Puncak Jayawijaya, ikon salju abadi Indonesia, menghadapi ancaman kepunahan. Badan Meteorologi Klimatologi dan Geofisika (BMKG) memprediksi lapisan esnya akan hilang sepenuhnya pada tahun 2026.
Ancaman Perubahan Iklim: Mencairnya Es Abadi Jayawijaya
Hilangnya es abadi di Puncak Jayawijaya merupakan dampak nyata perubahan iklim global. Kepala BMKG, Dwikorita Karnawati, menekankan hal ini, dan menyebut fenomena serupa juga terjadi di Pegunungan Himalaya, termasuk di sekitar Gunung Everest.
Peningkatan gas rumah kaca menjadi penyebab utama percepatan perubahan iklim. Pembukaan lahan hutan, khususnya di Papua, melepaskan karbon dioksida ke atmosfer dan meningkatkan suhu permukaan bumi.
Data pemantauan menunjukkan penyusutan es yang mengkhawatirkan. Kerja sama BMKG dan PT Freeport Indonesia sejak 2010 telah mencatat perubahan drastis ketebalan es.
Pemantauan dan Data Penyusutan Es Abadi
Pada tahun 2010, ketebalan es tercatat mencapai 32 meter. Namun, pada periode November 2015 hingga Mei 2016, ketebalan tersebut menyusut drastis menjadi hanya 5,6 meter.
Pada tahun 2024, luas es yang tersisa diperkirakan hanya 0,11-0,16 kilometer persegi. Ini jauh lebih kecil dibandingkan luas es pada tahun 2022 yang mencapai 0,23 kilometer persegi.
Awalnya, pemantauan dilakukan secara langsung hingga Puncak Sudirman. Namun, sejak 2017, keterbatasan akses memaksa tim peneliti beralih ke pemantauan visual udara.
Data-data ini menggambarkan percepatan mencairnya es di Puncak Jayawijaya. Hal ini bukan sekadar kehilangan keindahan alam, melainkan juga sinyal peringatan serius atas dampak perubahan iklim.
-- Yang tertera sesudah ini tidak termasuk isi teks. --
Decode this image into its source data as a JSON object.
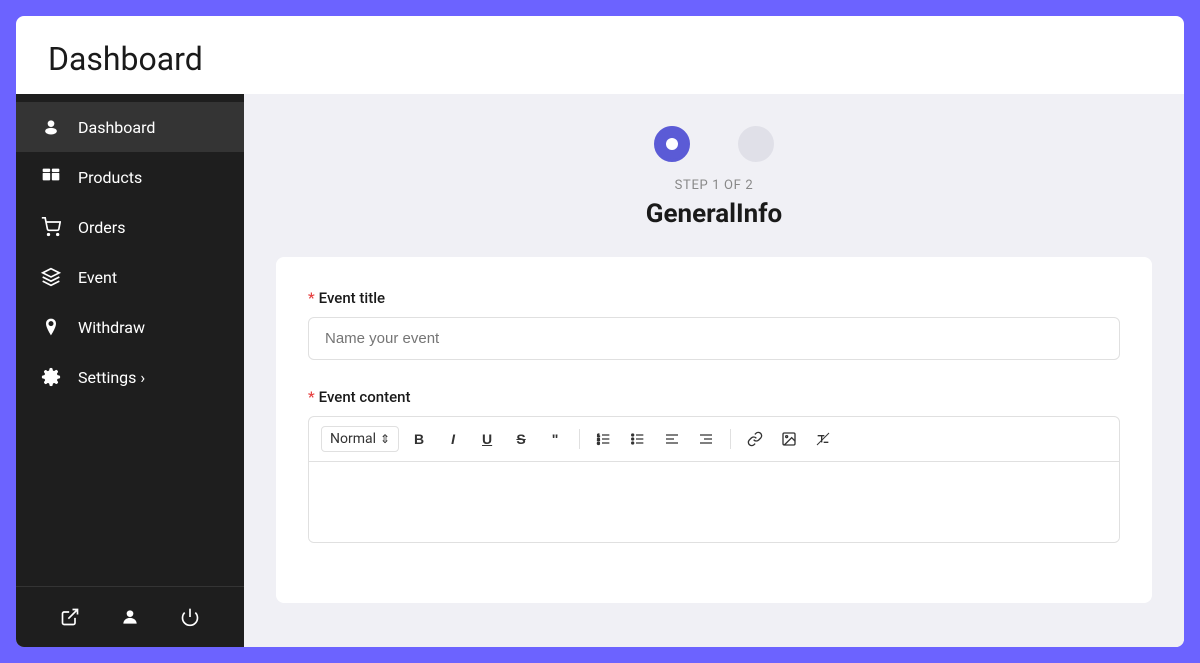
{
  "page": {
    "title": "Dashboard",
    "background_color": "#6c63ff"
  },
  "sidebar": {
    "items": [
      {
        "id": "dashboard",
        "label": "Dashboard",
        "icon": "dashboard-icon",
        "active": true
      },
      {
        "id": "products",
        "label": "Products",
        "icon": "products-icon",
        "active": false
      },
      {
        "id": "orders",
        "label": "Orders",
        "icon": "orders-icon",
        "active": false
      },
      {
        "id": "event",
        "label": "Event",
        "icon": "event-icon",
        "active": false
      },
      {
        "id": "withdraw",
        "label": "Withdraw",
        "icon": "withdraw-icon",
        "active": false
      },
      {
        "id": "settings",
        "label": "Settings ›",
        "icon": "settings-icon",
        "active": false
      }
    ],
    "bottom_icons": [
      "external-link-icon",
      "user-icon",
      "power-icon"
    ]
  },
  "steps": {
    "label": "STEP 1 OF 2",
    "title": "GeneralInfo",
    "step1_active": true,
    "step2_active": false
  },
  "form": {
    "event_title_label": "Event title",
    "event_title_placeholder": "Name your event",
    "event_content_label": "Event content",
    "toolbar": {
      "format_label": "Normal",
      "buttons": [
        "B",
        "I",
        "U",
        "S",
        "❝",
        "|",
        "ol",
        "ul",
        "align-left",
        "align-right",
        "|",
        "link",
        "image",
        "clear"
      ]
    }
  }
}
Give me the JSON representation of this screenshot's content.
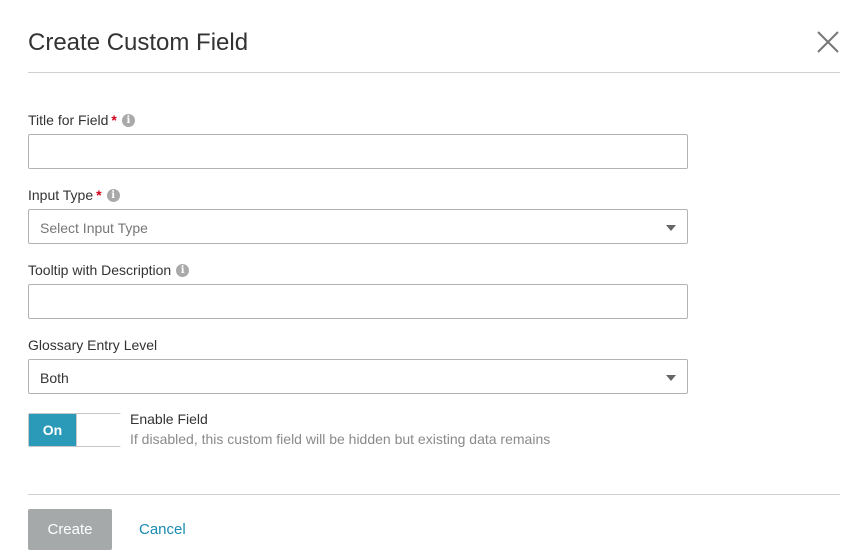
{
  "dialog": {
    "title": "Create Custom Field",
    "close_icon": "close-icon"
  },
  "fields": {
    "title_for_field": {
      "label": "Title for Field",
      "required_mark": "*",
      "value": "",
      "info_icon": "info-icon"
    },
    "input_type": {
      "label": "Input Type",
      "required_mark": "*",
      "selected": "Select Input Type",
      "is_placeholder": true,
      "info_icon": "info-icon"
    },
    "tooltip_description": {
      "label": "Tooltip with Description",
      "value": "",
      "info_icon": "info-icon"
    },
    "glossary_entry_level": {
      "label": "Glossary Entry Level",
      "selected": "Both"
    }
  },
  "enable_field": {
    "toggle_label": "On",
    "state": true,
    "title": "Enable Field",
    "description": "If disabled, this custom field will be hidden but existing data remains"
  },
  "footer": {
    "create_label": "Create",
    "cancel_label": "Cancel"
  },
  "colors": {
    "accent": "#2a9ab8",
    "link": "#1a8bb3",
    "required": "#d0021b",
    "disabled_button": "#a5a9a9"
  }
}
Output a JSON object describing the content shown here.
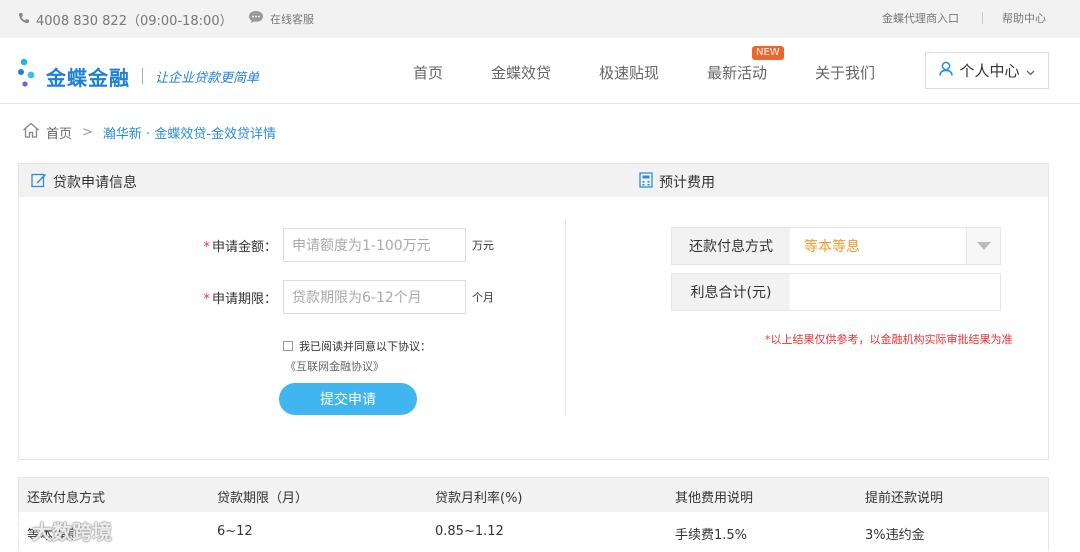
{
  "topbar": {
    "phone": "4008 830 822（09:00-18:00）",
    "service": "在线客服",
    "agent": "金蝶代理商入口",
    "help": "帮助中心"
  },
  "header": {
    "brand": "金蝶金融",
    "slogan": "让企业贷款更简单",
    "nav": [
      "首页",
      "金蝶效贷",
      "极速贴现",
      "最新活动",
      "关于我们"
    ],
    "new_badge": "NEW",
    "user_center": "个人中心"
  },
  "breadcrumb": {
    "home": "首页",
    "separator": ">",
    "current": "瀚华新 · 金蝶效贷-金效贷详情"
  },
  "apply": {
    "title": "贷款申请信息",
    "amount_label": "申请金额：",
    "amount_placeholder": "申请额度为1-100万元",
    "amount_unit": "万元",
    "term_label": "申请期限：",
    "term_placeholder": "贷款期限为6-12个月",
    "term_unit": "个月",
    "required_mark": "*",
    "agree_text": "我已阅读并同意以下协议：",
    "protocol": "《互联网金融协议》",
    "submit": "提交申请"
  },
  "fee": {
    "title": "预计费用",
    "method_label": "还款付息方式",
    "method_value": "等本等息",
    "interest_label": "利息合计(元)",
    "interest_value": "",
    "note": "*以上结果仅供参考，以金融机构实际审批结果为准"
  },
  "table": {
    "headers": [
      "还款付息方式",
      "贷款期限（月）",
      "贷款月利率(%)",
      "其他费用说明",
      "提前还款说明"
    ],
    "row": [
      "等本等息",
      "6~12",
      "0.85~1.12",
      "手续费1.5%",
      "3%违约金"
    ]
  },
  "watermark": "大数跨境",
  "colors": {
    "brand": "#1e7fd8",
    "accent": "#40b5f0",
    "orange": "#f29a2e",
    "required": "#e33333"
  }
}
Penyusutan es abadi di Puncak Jayawijaya bukan hanya kehilangan simbol alam, tetapi juga dampak nyata krisis iklim global. Upaya mitigasi dan adaptasi perubahan iklim, termasuk pengurangan emisi gas rumah kaca dan perlindungan hutan, sangat mendesak untuk mencegah kerusakan lingkungan yang lebih parah. Peristiwa ini seharusnya menjadi pengingat penting bagi kita semua untuk lebih peduli terhadap lingkungan.